The last thing you want to do is stand over a grill all evening, taking everyone's burger order one by one. Making one big batch of burgers and keeping them warm instead lets you kick back and enjoy the feast as well. If you're planning on hot-holding your patties for an extended period, you'll need to warm them regularly. Hamburgers held at the wrong temperature could create breeding grounds for bacteria.
Get a large pan out. A cake pan, hotel pan or even a cast-iron skillet will do the trick. Just make sure the vessel has at least a 2-inch lip around the sides, so juices don't go dripping away.
Spray the entire inside of the pan with nonstick cooking spray. Place the pan on the top rack of your grill or on top of your stove -- if you're broiling your burgers in the oven -- to keep it warm.
Put the small stockpot directly on a cooler part of your grill or on a low-heat burner. Pour a small amount of low-sodium beef stock or au jus into the pot. Allow it to simmer and heat up to at least 140 degrees Fahrenheit, while you're cooking your hamburgers.
Cook your burgers thoroughly and test each one with a food thermometer. Ground meat needs to be cooked to a minimum internal temperature of 160 F, according to the U.S. Department of Agriculture's Food Safety and Inspection Service. Cooking your patties up to this temperature minimizes the risk of a foodborne illness breakout.
Place the burgers into the coated pan after you have checked their temperature. When your batch is complete, drizzle the warmed cooking liquid over the patties, leaving roughly half an inch of fluid at the bottom of the pan.
Cover the pan with aluminum foil, sealing it around the sides. The foil helps seal in the steamy heat from the hot broth, making a moist environment for your cooked patties. This way, they'll be less likely to dry out. Leave the covered pan on the top shelf of your grill, on top of your stove or in your oven at a very low setting, so they stay warm.
Check the burgers' temperature with a food thermometer at least every two hours. They need to stay above 140 F. Consider rotating the patties as well, each time you check them, moving the ones in the back of the pan out to the front, as an example. This helps keep the temperature consistent throughout the pan.
Things You'll Need
Heat-resistant pan with minimum 2-inch lip
Nonstick pan spray
Eliminate sodium by using water instead of broth to keep your burgers moist.

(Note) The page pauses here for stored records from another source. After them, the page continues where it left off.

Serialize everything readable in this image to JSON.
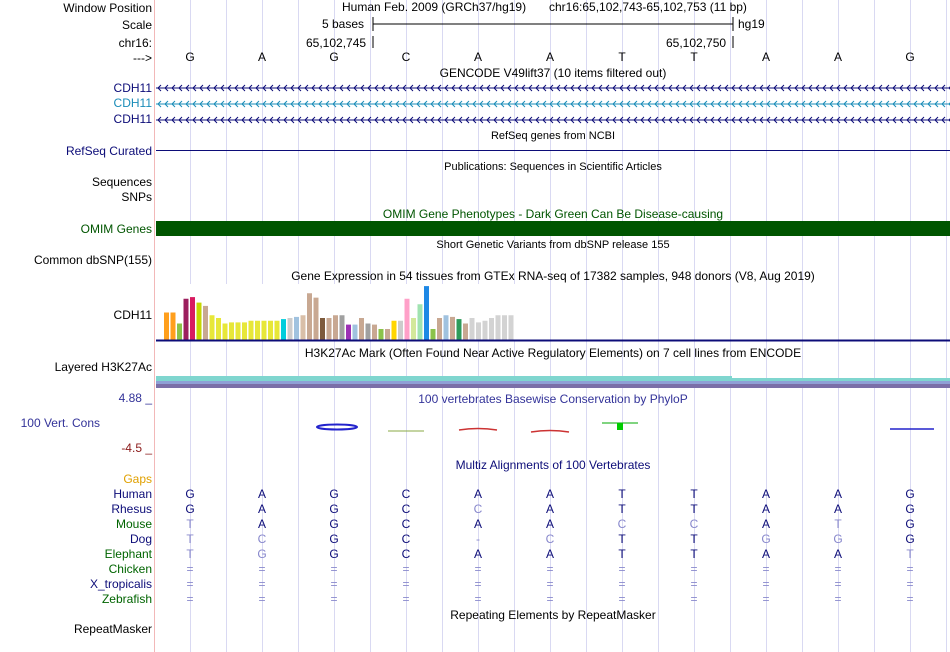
{
  "header": {
    "window_position_label": "Window Position",
    "scale_label": "Scale",
    "chrom_label": "chr16:",
    "arrow_label": "--->",
    "assembly": "Human Feb. 2009 (GRCh37/hg19)",
    "position": "chr16:65,102,743-65,102,753 (11 bp)",
    "scale_text": "5 bases",
    "db": "hg19",
    "coord_left": "65,102,745",
    "coord_right": "65,102,750"
  },
  "sequence": [
    "G",
    "A",
    "G",
    "C",
    "A",
    "A",
    "T",
    "T",
    "A",
    "A",
    "G"
  ],
  "gencode": {
    "title": "GENCODE V49lift37 (10 items filtered out)",
    "items": [
      {
        "name": "CDH11",
        "color": "#0c0c78"
      },
      {
        "name": "CDH11",
        "color": "#1a8cb8"
      },
      {
        "name": "CDH11",
        "color": "#0c0c78"
      }
    ]
  },
  "refseq": {
    "title": "RefSeq genes from NCBI",
    "label": "RefSeq Curated"
  },
  "publications": {
    "title": "Publications: Sequences in Scientific Articles",
    "label1": "Sequences",
    "label2": "SNPs"
  },
  "omim": {
    "title": "OMIM Gene Phenotypes - Dark Green Can Be Disease-causing",
    "label": "OMIM Genes",
    "color": "#005500"
  },
  "dbsnp": {
    "title": "Short Genetic Variants from dbSNP release 155",
    "label": "Common dbSNP(155)"
  },
  "gtex": {
    "title": "Gene Expression in 54 tissues from GTEx RNA-seq of 17382 samples, 948 donors (V8, Aug 2019)",
    "label": "CDH11",
    "chart_data": {
      "type": "bar",
      "title": "Gene Expression in 54 tissues from GTEx RNA-seq",
      "ylim": [
        0,
        1
      ],
      "values": [
        0.5,
        0.5,
        0.3,
        0.75,
        0.78,
        0.68,
        0.62,
        0.45,
        0.4,
        0.3,
        0.32,
        0.32,
        0.32,
        0.35,
        0.35,
        0.35,
        0.35,
        0.35,
        0.38,
        0.4,
        0.42,
        0.45,
        0.85,
        0.77,
        0.4,
        0.4,
        0.45,
        0.45,
        0.28,
        0.28,
        0.4,
        0.3,
        0.28,
        0.2,
        0.2,
        0.35,
        0.35,
        0.75,
        0.4,
        0.65,
        0.98,
        0.2,
        0.4,
        0.45,
        0.42,
        0.38,
        0.3,
        0.4,
        0.32,
        0.35,
        0.4,
        0.45,
        0.45,
        0.45
      ],
      "colors": [
        "#ff9f1c",
        "#ff9f1c",
        "#8bc34a",
        "#9c1f5e",
        "#d81b60",
        "#c5d700",
        "#c8a892",
        "#e7e738",
        "#e7e738",
        "#e7e738",
        "#e7e738",
        "#e7e738",
        "#e7e738",
        "#e7e738",
        "#e7e738",
        "#e7e738",
        "#e7e738",
        "#e7e738",
        "#00cddc",
        "#cccccc",
        "#a0c2df",
        "#d9bfa8",
        "#c8a892",
        "#c8a892",
        "#7d5a3c",
        "#c8a892",
        "#c8a892",
        "#a0a0a0",
        "#9c30b5",
        "#a0c2df",
        "#c8a892",
        "#a0a0a0",
        "#c8a892",
        "#8bc34a",
        "#c8a892",
        "#ffd600",
        "#cccccc",
        "#ffa0c8",
        "#d3e89b",
        "#a0e3b0",
        "#1e88e5",
        "#8bc34a",
        "#c8a892",
        "#a0c2df",
        "#c8a892",
        "#2e9b5a",
        "#c8a892",
        "#d3d3d3",
        "#d3d3d3",
        "#d3d3d3",
        "#d3d3d3",
        "#d3d3d3",
        "#d3d3d3",
        "#d3d3d3"
      ]
    }
  },
  "h3k27ac": {
    "title": "H3K27Ac Mark (Often Found Near Active Regulatory Elements) on 7 cell lines from ENCODE",
    "label": "Layered H3K27Ac"
  },
  "phylop": {
    "title": "100 vertebrates Basewise Conservation by PhyloP",
    "label": "100 Vert. Cons",
    "ymax": "4.88 _",
    "ymin": "-4.5 _"
  },
  "multiz": {
    "title": "Multiz Alignments of 100 Vertebrates",
    "gaps_label": "Gaps",
    "species": [
      {
        "name": "Human",
        "color": "#0c0c78",
        "bases": [
          "G",
          "A",
          "G",
          "C",
          "A",
          "A",
          "T",
          "T",
          "A",
          "A",
          "G"
        ]
      },
      {
        "name": "Rhesus",
        "color": "#0c0c78",
        "bases": [
          "G",
          "A",
          "G",
          "C",
          "C",
          "A",
          "T",
          "T",
          "A",
          "A",
          "G"
        ]
      },
      {
        "name": "Mouse",
        "color": "#006400",
        "bases": [
          "T",
          "A",
          "G",
          "C",
          "A",
          "A",
          "C",
          "C",
          "A",
          "T",
          "G"
        ]
      },
      {
        "name": "Dog",
        "color": "#0c0c78",
        "bases": [
          "T",
          "C",
          "G",
          "C",
          "-",
          "C",
          "T",
          "T",
          "G",
          "G",
          "G"
        ]
      },
      {
        "name": "Elephant",
        "color": "#006400",
        "bases": [
          "T",
          "G",
          "G",
          "C",
          "A",
          "A",
          "T",
          "T",
          "A",
          "A",
          "T"
        ]
      },
      {
        "name": "Chicken",
        "color": "#006400",
        "bases": [
          "=",
          "=",
          "=",
          "=",
          "=",
          "=",
          "=",
          "=",
          "=",
          "=",
          "="
        ]
      },
      {
        "name": "X_tropicalis",
        "color": "#0c0c78",
        "bases": [
          "=",
          "=",
          "=",
          "=",
          "=",
          "=",
          "=",
          "=",
          "=",
          "=",
          "="
        ]
      },
      {
        "name": "Zebrafish",
        "color": "#006400",
        "bases": [
          "=",
          "=",
          "=",
          "=",
          "=",
          "=",
          "=",
          "=",
          "=",
          "=",
          "="
        ]
      }
    ]
  },
  "repeatmasker": {
    "title": "Repeating Elements by RepeatMasker",
    "label": "RepeatMasker"
  }
}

Sanitize your food probe with an antibacterial solution before each time you check the hamburgers. If the probe comes into contact with undercooked or contaminated meat, you could spread the bacteria to the rest of the batch by using a dirty thermometer.
If the burgers drop below 140 F, they're in the temperature danger zone, where bacteria can thrive. Place them back on the grill or in the oven until they are over 140 F again.